Description of the data and file structure
The entire dataset provides information on a daily basis. Each data file includes a column named ‘published_at’, which represents the publication date of all the gathered news. The ‘published_at’ column is provided in Unix epoch time format. The data files contain the following variables:
- Unigrams, Bigrams. These files include three variables: ‘published_at’, ‘word’ (for unigrams), or ‘bigram’ (for bigrams), and ‘Freq’, which represents the frequency with which the specific word or bigram was used within the articles published on on a specific date.
- Unigrams_tf-idf, Bigrams-tf-idf. These files contain similar variables as the Unigrams and Bigrams files. However, instead of ‘Freq’, these files include the variable ‘tf-idf’, representing the relative frequency of each word or bigram across the articles published on that date. The higher the ‘tf-idf’, the greater the relevance of the unigram or bigram.
- Topics. This file includes three variables: ‘published_at’, ‘topics’ (representing the 8 topics into which the news is classified), and ‘Share’. A news article typically addresses multiple topics in different proportions. ‘Share’ indicates the proportion of each topic mentioned in the news articles published on a specific date. This share is calculated based on the relative frequency with which tokens associated with each topic appear within the content of a news article, allowing for an assessment of the prominence of specific topics across the corpus.
- Sentiment-score. This file contains two variables: ‘published_at’ and ‘sentiment-score’, which corresponds to the normalized sentiment of the news articles published on a specific date.
- Countries, states, cities. These files include three variables: ‘published_at’, ‘location’, and ‘Freq’. ‘Location’ indicates the country (in ISO Alpha-2 code), U.S. states (2-digit code), and California’s cities, while ‘Freq’ indicates the frequency with which each location is mentioned in the news articles published on a specific date.
The research team implemented a two-stage procedure to streamline the collection, processing, and analysis of news data.

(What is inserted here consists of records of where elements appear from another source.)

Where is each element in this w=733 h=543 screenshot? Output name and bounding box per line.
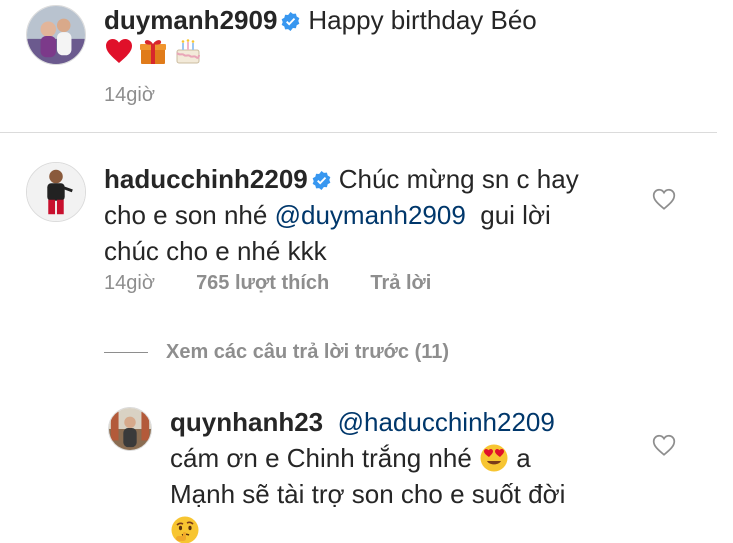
thinking-face-emoji-icon	[171, 516, 199, 543]
avatar-quynhanh23[interactable]	[108, 407, 152, 451]
comment-username[interactable]: haducchinh2209	[104, 164, 308, 194]
reply-line-4	[170, 512, 630, 543]
comment-text-part-3: gui lời	[480, 200, 551, 230]
comment-text: haducchinh2209 Chúc mừng sn c hay cho e s…	[104, 161, 624, 269]
red-heart-icon	[106, 39, 132, 63]
like-heart-icon[interactable]	[651, 432, 677, 458]
comment-line-2: cho e son nhé @duymanh2909 gui lời	[104, 197, 624, 233]
post-caption: duymanh2909 Happy birthday Béo	[104, 2, 704, 38]
avatar-haducchinh2209[interactable]	[26, 162, 86, 222]
post-caption-text: Happy birthday Béo	[308, 5, 537, 35]
reply-line-1: quynhanh23 @haducchinh2209	[170, 404, 630, 440]
reply-username[interactable]: quynhanh23	[170, 407, 323, 437]
comment-line-1: haducchinh2209 Chúc mừng sn c hay	[104, 161, 624, 197]
birthday-cake-icon	[176, 39, 200, 64]
reply-mention-link[interactable]: @haducchinh2209	[338, 407, 555, 437]
post-emojis	[104, 36, 203, 66]
avatar-photo-icon	[27, 6, 85, 64]
replies-divider-line	[104, 352, 148, 353]
comment-timestamp: 14giờ	[104, 272, 155, 294]
view-previous-replies-button[interactable]: Xem các câu trả lời trước (11)	[104, 341, 449, 364]
comment-text-part-2: cho e son nhé	[104, 200, 268, 230]
avatar-photo-icon	[109, 408, 151, 450]
comment-meta: 14giờ 765 lượt thích Trả lời	[104, 272, 504, 295]
gift-icon	[140, 40, 167, 64]
comment-reply-button[interactable]: Trả lời	[370, 272, 431, 294]
heart-eyes-emoji-icon	[480, 444, 508, 472]
verified-badge-icon	[282, 12, 300, 31]
like-heart-icon[interactable]	[651, 186, 677, 212]
post-timestamp: 14giờ	[104, 84, 155, 106]
comment-line-3: chúc cho e nhé kkk	[104, 236, 327, 266]
verified-badge-icon	[312, 171, 331, 190]
view-replies-label: Xem các câu trả lời trước (11)	[166, 341, 450, 363]
avatar-duymanh2909[interactable]	[26, 5, 86, 65]
reply-text-part-2: a	[516, 443, 531, 473]
reply-text: quynhanh23 @haducchinh2209 cám ơn e Chin…	[170, 404, 630, 543]
reply-line-2: cám ơn e Chinh trắng nhé a	[170, 440, 630, 476]
avatar-photo-icon	[27, 163, 85, 221]
comment-text-part-1: Chúc mừng sn c hay	[338, 164, 579, 194]
reply-line-3: Mạnh sẽ tài trợ son cho e suốt đời	[170, 479, 566, 509]
section-divider	[0, 132, 717, 133]
comment-mention-link[interactable]: @duymanh2909	[275, 200, 466, 230]
comment-likes-count[interactable]: 765 lượt thích	[196, 272, 329, 294]
post-username[interactable]: duymanh2909	[104, 5, 277, 35]
reply-text-part-1: cám ơn e Chinh trắng nhé	[170, 443, 472, 473]
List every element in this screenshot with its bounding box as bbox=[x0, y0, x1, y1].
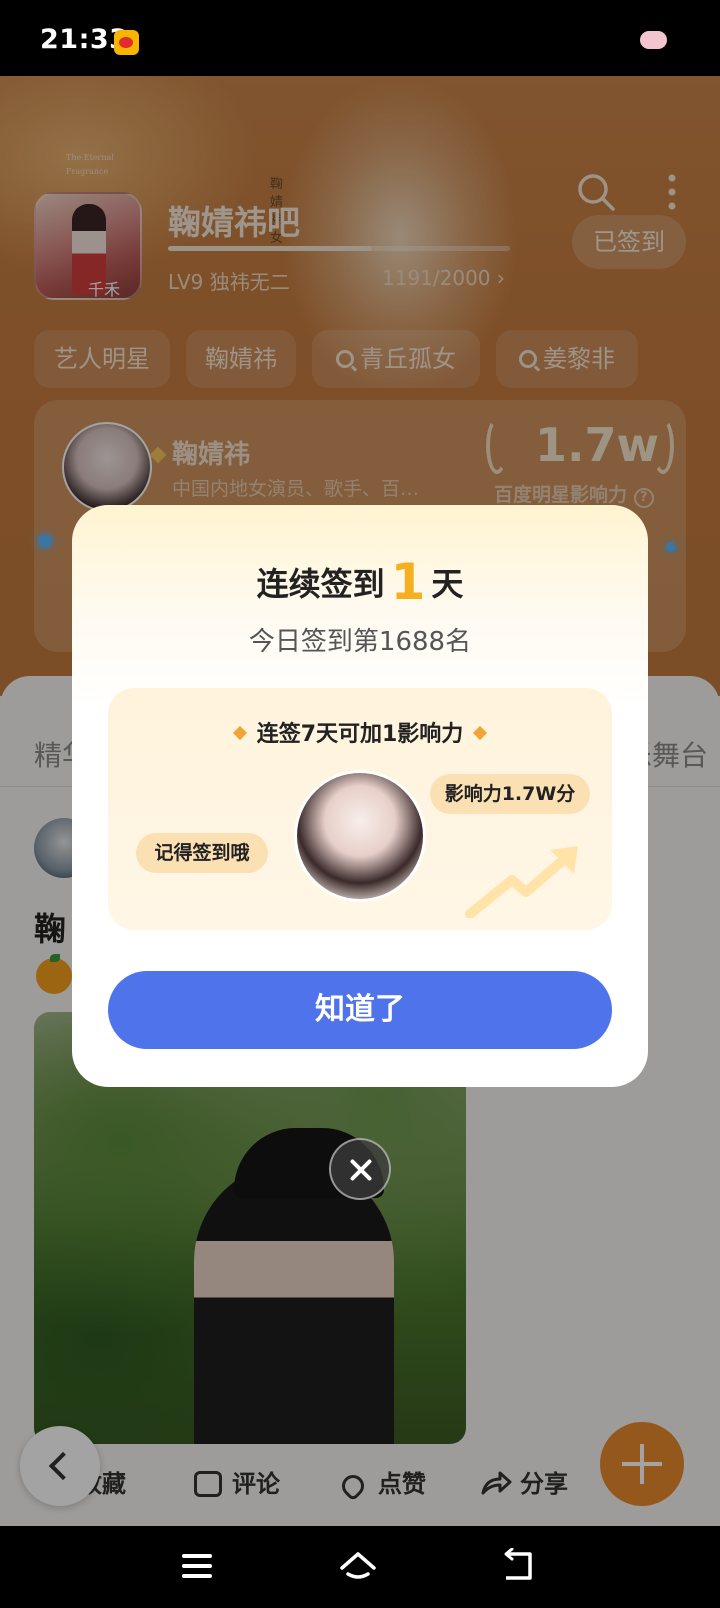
status-bar: 21:33 bbox=[0, 0, 720, 76]
sparkle-icon bbox=[232, 725, 247, 741]
reminder-bubble: 记得签到哦 bbox=[136, 833, 268, 873]
sparkle-icon bbox=[473, 725, 488, 741]
back-nav-icon[interactable] bbox=[500, 1548, 540, 1584]
battery-indicator-icon bbox=[640, 31, 667, 49]
weibo-notification-icon bbox=[114, 30, 139, 55]
streak-prefix: 连续签到 bbox=[256, 565, 385, 603]
influence-bubble: 影响力1.7W分 bbox=[430, 774, 590, 814]
app-screen: 21:33 The Eternal Fragrance 鞠婧祎女 千禾 鞠婧祎吧… bbox=[0, 0, 720, 1608]
close-dialog-icon[interactable] bbox=[329, 1138, 391, 1200]
checkin-rank: 今日签到第1688名 bbox=[248, 627, 472, 657]
checkin-dialog: 连续签到 1 天 今日签到第1688名 连签7天可加1影响力 记得签到哦 影响力1.… bbox=[72, 505, 648, 1087]
checkin-reward-card: 连签7天可加1影响力 记得签到哦 影响力1.7W分 bbox=[108, 688, 612, 930]
menu-icon[interactable] bbox=[180, 1548, 220, 1584]
system-navigation-bar bbox=[0, 1526, 720, 1608]
streak-suffix: 天 bbox=[431, 565, 464, 603]
reward-card-title-text: 连签7天可加1影响力 bbox=[256, 722, 464, 747]
streak-days: 1 bbox=[390, 553, 426, 611]
got-it-button[interactable]: 知道了 bbox=[108, 971, 612, 1049]
trend-up-arrow-icon bbox=[465, 846, 578, 918]
reward-card-title: 连签7天可加1影响力 bbox=[108, 716, 612, 748]
star-avatar-large bbox=[294, 770, 426, 902]
home-icon[interactable] bbox=[338, 1548, 378, 1584]
checkin-streak-title: 连续签到 1 天 bbox=[72, 553, 648, 611]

The stages are as follows:
-
Lexicon Setup: This stage establishes the lexicons required for sentiment and topic analysis. Topics are categorized into eight groups relevant to supply chain risks: political, environmental, financial, supply and demand, logistics, system, infrastructure, and sector. Sentiments are evaluated using a dictionary-based approach with the AFINN lexicon.
Three comprehensive lists of countries, states, and cities are used to classify geographical locations at three hierarchical levels: countries, states within the U.S., and cities/municipalities within California. - News collection and processing: Automated algorithms collect the most recent news daily, with a 24-hour lag, based on the predefined query: (USA or United States) and (supply chain or supply-chain) and (disruption or resilience) and (retailer or warehouse or transportation or factory). Text mining tasks are performed to extract key performance metrics, including n-grams, topics, sentiments, and geographical locations. The process involves several steps:
- Corpus setup,
- Term Frequency-Inverse Document Frequency (TF-IDF) for measuring word relevance in documents,
- Entity recognition and consolidation,
- Conversion of the corpus into a Document-Feature Matrix (DFM),
- Dictionary-based extraction of sentiments, topics, and geographical locations.